In 1998, the African American Civil War Memorial Freedom Foundation dedicated a memorial to honor the members of the United States Colored Troops (USCT) during the war. These troops span from people of African to Hispanic descent who have played a role in supporting the Union and fighting slavery. A year later, a museum opened on the historic U Street district.

The African American Civil War Memorial Freedom Foundation created the museum for two main purposes—to contribute to the economic regrowth of U Street, which suffered economic decline since the 1968 riots, and also to acknowledge the service of the USCT and preserve their stories. The museum occupies a building known as the Grimke Building; it was named after Archibald Grimke, a former slave who became the second African American to graduate from Harvard’s Law School. Visitors ranging from teachers to students to USCT member descendants use the museum as an educational venue consisting of artifacts such as photographs and Civil War-era uniforms and weaponry.

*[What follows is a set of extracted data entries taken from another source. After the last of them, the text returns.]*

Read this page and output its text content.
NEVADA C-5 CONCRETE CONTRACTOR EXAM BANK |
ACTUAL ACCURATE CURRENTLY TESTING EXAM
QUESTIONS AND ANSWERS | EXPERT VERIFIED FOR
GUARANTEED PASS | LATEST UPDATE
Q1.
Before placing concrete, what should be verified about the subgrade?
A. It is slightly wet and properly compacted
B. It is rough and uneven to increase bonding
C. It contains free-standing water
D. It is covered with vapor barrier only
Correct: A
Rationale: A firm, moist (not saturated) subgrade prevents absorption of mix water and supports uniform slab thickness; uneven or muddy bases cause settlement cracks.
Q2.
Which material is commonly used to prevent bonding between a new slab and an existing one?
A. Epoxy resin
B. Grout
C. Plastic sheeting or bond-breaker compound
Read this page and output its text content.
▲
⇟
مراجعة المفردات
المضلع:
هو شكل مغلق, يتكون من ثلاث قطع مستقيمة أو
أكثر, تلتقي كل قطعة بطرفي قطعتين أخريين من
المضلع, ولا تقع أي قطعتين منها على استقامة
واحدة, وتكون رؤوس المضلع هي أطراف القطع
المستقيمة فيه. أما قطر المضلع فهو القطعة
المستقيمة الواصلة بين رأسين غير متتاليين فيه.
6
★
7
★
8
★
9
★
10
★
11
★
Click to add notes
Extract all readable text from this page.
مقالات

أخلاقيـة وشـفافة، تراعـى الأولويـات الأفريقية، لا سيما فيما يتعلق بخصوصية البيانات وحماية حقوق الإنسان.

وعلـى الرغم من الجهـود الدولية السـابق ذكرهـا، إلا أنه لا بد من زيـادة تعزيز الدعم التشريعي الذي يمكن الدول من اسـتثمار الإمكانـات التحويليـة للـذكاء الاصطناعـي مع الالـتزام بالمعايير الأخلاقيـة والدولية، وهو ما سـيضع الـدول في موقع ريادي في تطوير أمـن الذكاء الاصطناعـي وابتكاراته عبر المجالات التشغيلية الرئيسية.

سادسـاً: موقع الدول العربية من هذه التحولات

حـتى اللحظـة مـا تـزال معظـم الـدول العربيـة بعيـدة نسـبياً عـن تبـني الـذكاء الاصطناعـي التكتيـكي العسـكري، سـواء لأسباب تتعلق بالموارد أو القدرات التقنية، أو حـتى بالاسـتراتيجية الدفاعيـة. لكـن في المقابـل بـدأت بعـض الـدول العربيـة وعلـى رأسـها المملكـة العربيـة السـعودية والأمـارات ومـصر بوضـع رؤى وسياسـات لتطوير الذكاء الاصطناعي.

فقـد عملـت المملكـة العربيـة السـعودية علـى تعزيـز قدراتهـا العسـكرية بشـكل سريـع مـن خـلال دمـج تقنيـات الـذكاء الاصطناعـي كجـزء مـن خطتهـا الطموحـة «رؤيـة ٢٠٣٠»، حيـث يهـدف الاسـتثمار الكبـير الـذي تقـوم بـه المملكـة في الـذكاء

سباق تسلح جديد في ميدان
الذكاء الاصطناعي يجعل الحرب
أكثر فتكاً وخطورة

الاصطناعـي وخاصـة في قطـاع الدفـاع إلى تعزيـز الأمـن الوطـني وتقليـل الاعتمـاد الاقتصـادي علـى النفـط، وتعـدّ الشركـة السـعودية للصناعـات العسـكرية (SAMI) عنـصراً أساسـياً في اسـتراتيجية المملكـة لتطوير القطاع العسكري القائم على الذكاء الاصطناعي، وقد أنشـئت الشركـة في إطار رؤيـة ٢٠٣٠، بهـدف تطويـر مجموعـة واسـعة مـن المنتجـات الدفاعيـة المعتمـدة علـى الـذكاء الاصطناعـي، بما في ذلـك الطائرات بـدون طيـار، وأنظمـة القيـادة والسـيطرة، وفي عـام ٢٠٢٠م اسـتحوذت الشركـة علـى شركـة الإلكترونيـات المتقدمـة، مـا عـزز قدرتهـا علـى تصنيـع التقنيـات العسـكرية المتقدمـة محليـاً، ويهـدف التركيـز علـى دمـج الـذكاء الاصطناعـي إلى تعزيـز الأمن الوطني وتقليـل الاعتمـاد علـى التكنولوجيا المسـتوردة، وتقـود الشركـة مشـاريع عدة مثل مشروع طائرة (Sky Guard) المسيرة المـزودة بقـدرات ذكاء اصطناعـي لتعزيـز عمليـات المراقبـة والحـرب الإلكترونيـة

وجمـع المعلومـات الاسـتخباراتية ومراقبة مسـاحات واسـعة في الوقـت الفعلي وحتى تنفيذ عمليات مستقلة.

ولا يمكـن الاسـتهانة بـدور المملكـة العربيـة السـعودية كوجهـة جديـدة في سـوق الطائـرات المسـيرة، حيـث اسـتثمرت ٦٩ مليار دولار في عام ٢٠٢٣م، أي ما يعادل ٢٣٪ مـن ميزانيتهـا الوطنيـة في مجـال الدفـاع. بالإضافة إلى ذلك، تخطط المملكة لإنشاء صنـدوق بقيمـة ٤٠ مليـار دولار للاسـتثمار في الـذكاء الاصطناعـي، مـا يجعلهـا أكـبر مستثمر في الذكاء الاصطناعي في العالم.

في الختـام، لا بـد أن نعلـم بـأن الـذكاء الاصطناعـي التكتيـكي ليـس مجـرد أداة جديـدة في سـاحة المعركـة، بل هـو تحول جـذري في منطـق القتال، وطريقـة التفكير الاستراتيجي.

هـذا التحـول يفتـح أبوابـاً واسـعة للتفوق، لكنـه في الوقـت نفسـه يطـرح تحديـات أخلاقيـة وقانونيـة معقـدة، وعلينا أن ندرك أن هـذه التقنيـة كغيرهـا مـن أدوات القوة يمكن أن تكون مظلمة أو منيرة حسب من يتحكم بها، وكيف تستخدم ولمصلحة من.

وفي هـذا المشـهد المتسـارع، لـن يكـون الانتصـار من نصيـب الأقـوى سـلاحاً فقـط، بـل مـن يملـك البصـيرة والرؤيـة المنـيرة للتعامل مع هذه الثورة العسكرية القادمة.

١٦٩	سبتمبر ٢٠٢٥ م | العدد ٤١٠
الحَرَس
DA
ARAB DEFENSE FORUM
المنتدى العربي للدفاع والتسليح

The memorial stands across from the museum as a place of recognition for those soldiers whose lives have been given and documented. A bronze sculpture, the Spirit of Freedom, is a notable landmark depicting a nine-to-ten-foot sailor and soldiers at the forefront with a family in the back. It is centered in a granite paved plaza and walking area, surrounded by the Wall of Honor, where it lists up to 209,145 names of the men who served in the USCT.